Büro-İş Sendikası üyeleri, 8’inci dönem toplu sözleşme görüşmelerine ilişkin Adalet Bakanlığı önünde toplanarak açıklama yaptı. Sendika Başkanı Alay Hamzaçebi, “Öncelikle Türkiye’de kanunların ve hukukun keyfi uygulanmasına değinmek istiyoruz. Son yıllarda yargı, halkı sömürmek, yoksullaştırmak, iktidara yakın bir avuç kişileri zenginleştirmek ve emperyalizme hizmet etmek amacıyla hakkını arayanı susturmak, siyasi rakiplerini sindirmek ve bertaraf etmek için en etkili araç olarak kullanılmaktadır” diye konuştu.
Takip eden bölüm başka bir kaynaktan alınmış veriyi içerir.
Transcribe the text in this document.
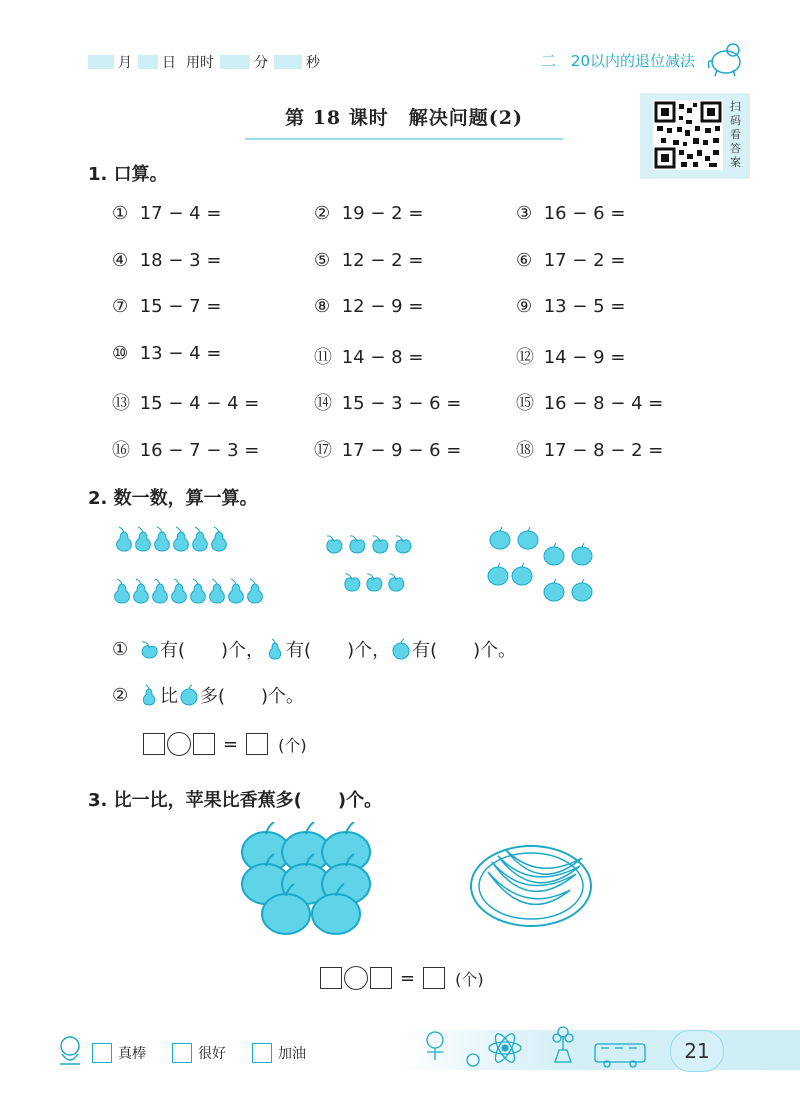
月 日 用时	分	秒	二　20以内的退位减法
第 18 课时　解决问题(2)
扫码看答案
1. 口算。
① 17 − 4 =	② 19 − 2 =	③ 16 − 6 =
④ 18 − 3 =	⑤ 12 − 2 =	⑥ 17 − 2 =
⑦ 15 − 7 =	⑧ 12 − 9 =	⑨ 13 − 5 =
⑩ 13 − 4 =	⑪ 14 − 8 =	⑫ 14 − 9 =
⑬ 15 − 4 − 4 =	⑭ 15 − 3 − 6 =	⑮ 16 − 8 − 4 =
⑯ 16 − 7 − 3 =	⑰ 17 − 9 − 6 =	⑱ 17 − 8 − 2 =
2. 数一数，算一算。
①	有(　　)个， 有(　　)个， 有(　　)个。
②	比 多(　　)个。
=	(个)
3. 比一比，苹果比香蕉多(　　)个。
=	(个)
真棒	很好	加油	21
Yargının iktidarın sopası haline getirildiğini savunan Hamzaçebi, şunları söyledi:

“Bu iktidar öncesi siyasi partilerin genel başkanları televizyonlarda bir masa etrafında konuşurdu. Şimdi siyasi partilerin genel başkanları içeri atılmakta, dövdürülmekte, linç edilir hale getirilmekte, tehdit edilmekte, halka hizmet etmek için halkın oyları ile seçilmiş belediye başkanları, emek mücadelesi veren sendikacılar, halkın haber alma hakkını savunan ve bunun gereğini yapan özgür gazeteciler, geleceğinden endişe edip demokratik hakkını kullanan ve ses yükselten üniversiteli gençler hapse atılmaktadır. Öyle ki yargının çok önemli süjesi savunmayı temsil eden avukatlar bile savunma görevini yapamaz hale gelmiştir.”

Kamu çalışanları için de durumun aynı olduğuna dikkat çeken Alay Hamzaçebi, şu değerlendirmelere yer verdi:

“İktidar liyakatsiz yandaş sendika yöneticilerini, temsilcilerini kurumlarda müdür, amir yapıyor. Hepsi masalarının çekmecesinde üye formu bulundurarak görevde yükselme sınavlarında yardımcı oluruz vaadiyle, başka sendika üyelerine baskı, mobbing, sürgün tehdidiyle zorla kendi sendikalarına üye yapıyorlar. Bu hukuksuzlukların en çok yaşandığı kurumların başında da işte duvarlarında Adalet yazan Adalet Bakanlığı gelmektedir. Mertçe sendikacılık yapmak isteyen sendikacılık yapsın diğer işleri bıraksın.”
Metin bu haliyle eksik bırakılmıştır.